Song by Buddy Miles

from the album More Miles Per Gallon
- A-side: "Rockin' and Rollin' on the Streets of Hollywood"
- B-side: "Livin' in the Right Space"
- Released: 1975
- Length: 5:03
- Label: Casablanca NB 839
- Composer: (Buddy Miles)
- Producer: Buddy Miles

US chronology
| "Pull Yourself Together" (1975) | "Rockin' and Rollin' on the Streets of Hollywood" (1975) | "Nasty Disposition" (1975) |

= Rockin' and Rollin' on the Streets of Hollywood =

"Rockin' and Rollin' on the Streets of Hollywood" was a 1975 song written, produced and recorded by Buddy Miles.
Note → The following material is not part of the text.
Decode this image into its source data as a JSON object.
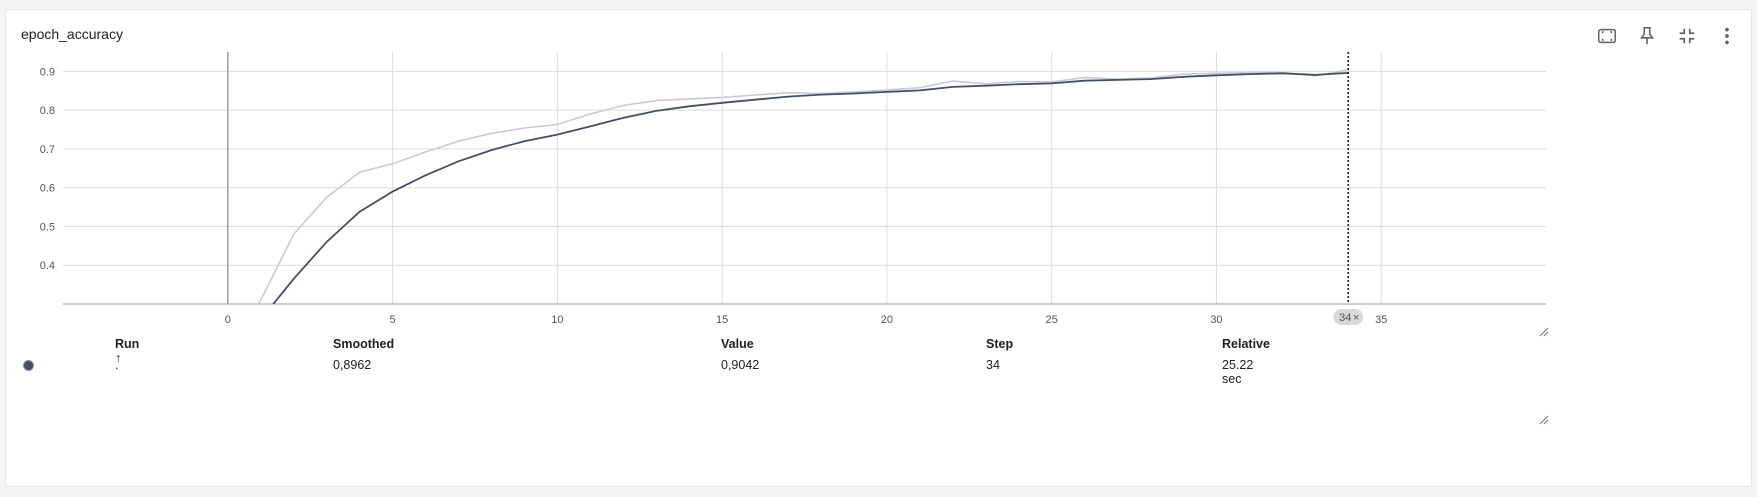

It registered in multiple charts that year.
==Background==
According to Jess Nevitt of R&B Ingredients in Cash Box, Buddy Miles got the idea for the song when he was leaving Novato, California to come back to live in Los Angeles. Listening to the radio while driving back, Miles kept thinking about the words "rockin' n rollin'" over and over. Because he enjoyed hanging around Hollywood, the words streets of Hollywood were next to come into his thoughts. In addition to composing the song, Miles also produced the recording. Backed with "Livin' in the Right Space", a song that he co-wrote and co-produced with Ben Schultz, "Rockin' And Rollin' on the Streets of Hollywood" was released on Casablanca NB 839 in June 1975.

==Reception==
"Rockin’ And Rollin’ on the Streets of Hollywood" was one of the Cash Box Picks of the Week and reviewed in the 19 July issue. Calling it a five-star single, the reviewer noted the punching rhythm and floating phased guitar playing. Calling it a monstor, the record was said to have the potential to break big in the discos and pop markets nationally.

Along with "Eighteen with a Bullet" by Pete Wingfield, "Love Don’t Come No Stronger (Yours and Mine)" by Jeff Perry, "Chasing Rainbows" by Blue Magic, "Trying to Live My Life Without You" by Veniece and "How Long (Betcha’ Got a Chick on the Side)" by the Pointer Sisters, the Buddy Miles single was one of "Jess’s Ingredient Picks or Levitt Loves It" records for the week of 19 July.

The record was reviewed in the 26 July issue of Record World. It was one of the four sleepers. Calling it a "Hollywood Boogie for the whole country", the reviewer said that this was Miles' most commercial record. The concept was said to be very Kool & the Gang and Stevie Wonder but with Miles' own definite trademark.

In the 26 July issue of Cash Box, Jess Levitt wrote that the record featured some "great phase guitar work along with catchy lyrics and a good bump beat".

Jess Levitt wrote in his R&B ingredients (Cash Box 23 August) that Buddy Miles' album More Miles Per Gallon was getting tremendous airplay all over the US. He said that "Rockin' and Rollin' on the Streets of Hollywood" was his finest work since "Them Changes" and it should put a tiger in Miles' tank.

==Charts==
===Cash Box Looking Ahead===
"Rockin' and Rollin' on the Streets of Hollywood" debuted at No. 124 in the Cash Box Looking Ahead chart for the week of 30 August.
===Cash Box Top 100 R&B===
"Rockin' and Rollin' on the Streets of Hollywood" debuted at No. 95 in the Cash Box Top 100 R&B chart for the week of 30 August. It peaked at No. 37 for the week of 18 October.
===Cash Box Top 100 Singles===
"Rockin' and Rollin' on the Streets of Hollywood" debuted at No. 90 in the Top 100 Singles chart for the week of 13 September. It peaked at No. 80 for the week of 27 September.
===Billboard Hot 100===
"Rockin' and Rollin' on the Streets of Hollywood" made its debut at No. 94 in the Hot 100 for the week of 20 September. It peaked at No. 91.